April 21, 2024 11:30 pm
Japan’s Economy Bounces Back to Full Strength, Maintains Possibility of BOJ Rate Increase

Japan’s economy has shown a positive sign of growth as its economic output returned to full capacity in the October-December quarter for the first time in nearly four years. This development may indicate that the Bank of Japan (BOJ) could consider raising interest rates again. The BOJ’s estimates showed that the output gap, which measures the difference between an economy’s actual and potential output, was at +0.02% in the final quarter of last year. This is a significant improvement from the -0.37% reading in the previous quarter and marks the first positive reading in 15 quarters.

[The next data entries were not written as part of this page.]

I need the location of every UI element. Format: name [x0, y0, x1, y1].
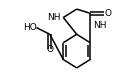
Text: O: O	[46, 45, 53, 54]
Text: NH: NH	[93, 21, 106, 30]
Text: NH: NH	[47, 13, 61, 22]
Text: HO: HO	[23, 23, 36, 32]
Text: O: O	[104, 9, 111, 18]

The output gap is an essential factor that the BOJ monitors closely to determine if the economy is expanding robustly enough to drive demand and inflation. A positive output gap occurs when actual output exceeds an economy’s full capacity, indicating strong demand. Analysts view this as a prerequisite for wage increases and sustainable inflation around the BOJ’s 2% target. Following the BOJ’s decision to end negative interest rates and shift away from its focus on deflation towards economic growth, markets are eagerly watching for any hints of when the central bank might raise interest rates again.

However, there are concerns that Japan may take a cautious approach to further rate hikes, which has caused the yen to weaken to around 152 against the dollar. This level is seen as increasing the likelihood of yen-buying intervention by Japanese authorities. A stronger yen could result in more capital inflows into countries like Malaysia, according to experts. Overall, investors and analysts are closely watching Japan’s economic output and policy decisions for their potential impact on global economies.

In conclusion, Japan’s return to full economic capacity during Q4 2019 is a positive sign for global economies, indicating that central banks may be considering raising interest rates again soon after years of focusing on deflation control.